Sort the paperwork and fine print
You can’t just slap a listing on a website and start renting. In most countries you’ll need a specific licence or registration number for short-term letting.
Some cities require annual inspections. Others ask for noise meters to be installed. Some of the rules can seem plain weird – in Italy you can’t leave a key box outside.
And if you skip the paperwork? Fines can be hefty, and you may be banned from letting at all.
Long-term lets on overseas properties involve fewer hoops to jump through, but even then, you’ll need to register the tenancy properly and comply with things like safety regulations and deposit rules.
It takes care, focus and effort to stay compliant as a landlord in any country; even more so when investing in property abroad.

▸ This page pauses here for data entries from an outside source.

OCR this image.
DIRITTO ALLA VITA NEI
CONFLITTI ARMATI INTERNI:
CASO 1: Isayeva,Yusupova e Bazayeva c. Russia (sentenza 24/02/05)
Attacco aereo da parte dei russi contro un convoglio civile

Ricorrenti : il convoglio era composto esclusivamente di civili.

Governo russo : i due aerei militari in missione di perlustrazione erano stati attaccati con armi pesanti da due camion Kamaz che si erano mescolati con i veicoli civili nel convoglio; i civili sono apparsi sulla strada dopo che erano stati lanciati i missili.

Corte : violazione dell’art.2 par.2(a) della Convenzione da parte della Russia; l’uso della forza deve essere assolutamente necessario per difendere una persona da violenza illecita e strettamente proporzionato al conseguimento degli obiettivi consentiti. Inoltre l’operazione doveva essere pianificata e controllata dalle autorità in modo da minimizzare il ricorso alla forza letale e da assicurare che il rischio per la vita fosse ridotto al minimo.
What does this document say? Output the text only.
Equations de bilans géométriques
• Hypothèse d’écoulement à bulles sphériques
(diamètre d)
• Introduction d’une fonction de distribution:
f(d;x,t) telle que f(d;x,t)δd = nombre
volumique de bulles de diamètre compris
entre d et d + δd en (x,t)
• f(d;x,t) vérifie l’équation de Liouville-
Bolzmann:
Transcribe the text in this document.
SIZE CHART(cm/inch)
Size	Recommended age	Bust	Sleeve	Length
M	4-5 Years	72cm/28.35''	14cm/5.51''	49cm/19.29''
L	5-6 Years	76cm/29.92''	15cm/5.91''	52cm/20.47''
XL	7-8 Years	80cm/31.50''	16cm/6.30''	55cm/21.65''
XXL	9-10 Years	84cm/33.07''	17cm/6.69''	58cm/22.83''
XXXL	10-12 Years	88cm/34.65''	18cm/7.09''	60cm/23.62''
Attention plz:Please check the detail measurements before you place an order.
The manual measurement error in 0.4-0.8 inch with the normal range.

Is it worth investing in property abroad?
Fly-to-let properties - or investing in property abroad - can be a great way to diversify your income, build long-term wealth and maybe even carve out an excuse to spend more time in the sunshine.
It has all the benefits of property investments, like stability and long-term rewards, and can be much more interesting than just playing the stock market.
In recent years, when interest rates were near zero, it often made more sense than putting money in the bank. But it requires planning, patience and professional help.